Lean production operates in a ceaseless and well synchronised material flow. It improves performances but at the same time it increases the intensity of work. This potentially poses stress on its workers. For this reason the process is often termed as Lean ‘Mean ’ Production. The research conducts an implementation hypothesis which shows the relation between Lean implementation and job stress was non-linear. The initial implementation stage shows increasing stress as implementation proceeds at low levels. Stress then levels off in a middle stage until it reaches an inflection point. Further implementation shows decreased stress. [See the figure above (Conti, 2006)] After analysing further hypotheses and industry samples, the authors conclude that the Lean production doesn’t necessary have to be stressful. It all depends on its compatibility of health standards and ‘good implementation’.
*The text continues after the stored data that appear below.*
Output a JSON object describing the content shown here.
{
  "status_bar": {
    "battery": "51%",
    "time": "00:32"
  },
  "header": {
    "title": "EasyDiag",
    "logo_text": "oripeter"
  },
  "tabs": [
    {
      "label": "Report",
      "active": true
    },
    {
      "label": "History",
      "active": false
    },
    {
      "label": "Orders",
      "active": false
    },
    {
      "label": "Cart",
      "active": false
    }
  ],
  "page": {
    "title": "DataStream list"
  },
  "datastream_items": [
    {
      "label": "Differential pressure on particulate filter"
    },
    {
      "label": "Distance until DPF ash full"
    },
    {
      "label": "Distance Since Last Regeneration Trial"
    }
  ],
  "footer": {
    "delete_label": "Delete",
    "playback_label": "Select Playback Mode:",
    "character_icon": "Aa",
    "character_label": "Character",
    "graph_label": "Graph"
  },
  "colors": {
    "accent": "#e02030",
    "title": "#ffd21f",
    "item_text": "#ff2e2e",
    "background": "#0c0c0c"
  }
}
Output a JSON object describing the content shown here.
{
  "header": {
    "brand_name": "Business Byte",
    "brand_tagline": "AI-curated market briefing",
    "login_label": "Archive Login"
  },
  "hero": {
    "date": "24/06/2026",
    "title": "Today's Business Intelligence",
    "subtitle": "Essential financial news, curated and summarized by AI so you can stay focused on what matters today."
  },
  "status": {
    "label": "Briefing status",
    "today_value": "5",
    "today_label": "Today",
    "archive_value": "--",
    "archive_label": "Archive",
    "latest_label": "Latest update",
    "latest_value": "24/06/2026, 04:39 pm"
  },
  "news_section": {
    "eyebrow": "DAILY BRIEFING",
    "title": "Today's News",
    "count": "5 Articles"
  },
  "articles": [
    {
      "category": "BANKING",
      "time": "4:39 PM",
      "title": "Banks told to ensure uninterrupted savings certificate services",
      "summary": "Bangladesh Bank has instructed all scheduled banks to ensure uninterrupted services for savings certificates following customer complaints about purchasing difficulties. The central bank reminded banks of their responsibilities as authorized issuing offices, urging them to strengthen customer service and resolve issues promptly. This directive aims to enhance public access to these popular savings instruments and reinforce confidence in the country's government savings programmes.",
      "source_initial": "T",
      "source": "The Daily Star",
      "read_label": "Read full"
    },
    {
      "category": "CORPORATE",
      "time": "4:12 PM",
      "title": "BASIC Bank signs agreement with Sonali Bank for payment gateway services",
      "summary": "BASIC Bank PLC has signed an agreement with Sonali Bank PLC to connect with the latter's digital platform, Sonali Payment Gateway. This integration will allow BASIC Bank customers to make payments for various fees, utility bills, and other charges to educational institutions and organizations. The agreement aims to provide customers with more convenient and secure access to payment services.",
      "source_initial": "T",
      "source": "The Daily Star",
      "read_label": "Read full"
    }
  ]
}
Lean Production and EU Regulation:
In 1990, European countries were unified into a common market for goods, services, capital and labour which is called the European Union (EU). The taxation for business across the borders of the European countries was removed or in some occasions was more unified. The labour laws however, still remained different. Some countries had a minimum age polices, while others didn’t. There is a maximum workweek hours permitted for Italy which is 48 hours, whereas in UK there is no limit of workweek hours in UK. This type of intra-country differences often impacts the Lean production. (Dessler, 1995)
Lean Production and Trade Union:
A trade union is an organisation of workers. It bargains with the employer on behalf of union members and negotiates labour contracts with employers which could include the negotiation of wages, work rules, complaint procedures, rules governing hiring, firing and promotion of workers, benefits, workplace safety and policies. Traditionally in UK the trade unions are trade based which is also known as Industrial Union. These types of unions attempt to organise all workers within a particular industry. But under Lean production one company usually has only trade union for its employees. This helps the management to negotiate with employees easily they just have to speak to just one representative rather than a lot of different union representatives from different types of employees in an organisation.
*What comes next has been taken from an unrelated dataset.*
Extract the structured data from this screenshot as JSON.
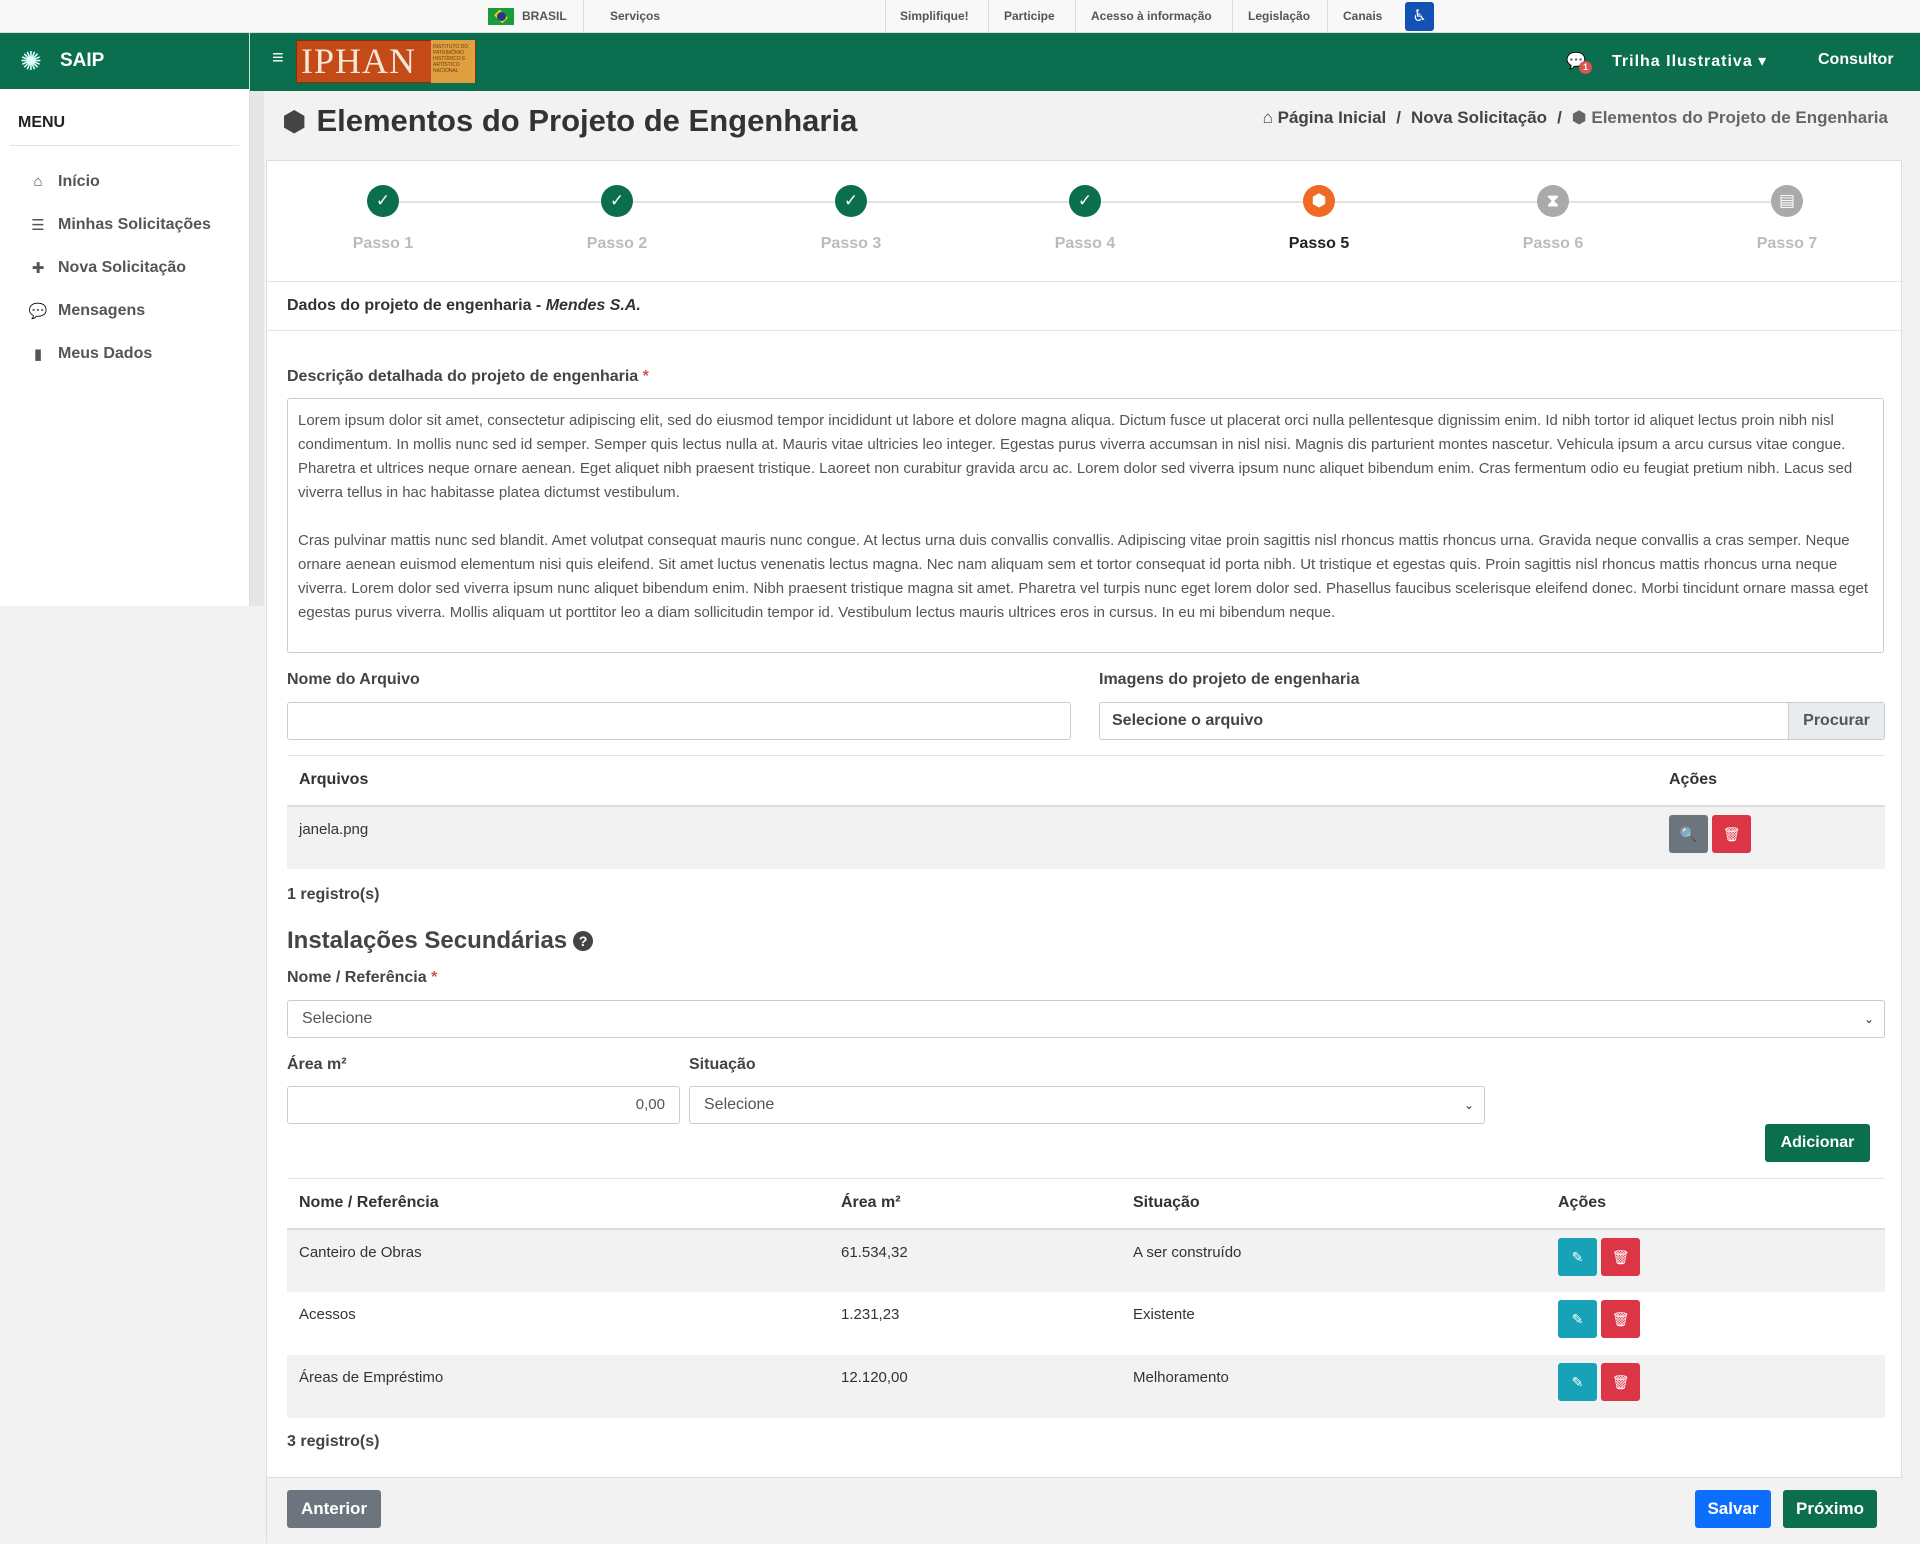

From the discussion above, we have seen that, although some British companies have enjoyed success after implementing the Lean production, the process doesn’t necessarily guarantee the improvement of performance in all of the British industries. Managers in countries such as the UK should therefore be very cautious about whether they are in a suitable environment for successful lean production adoption and whether they have the necessary skills and experiences for implementing such techniques.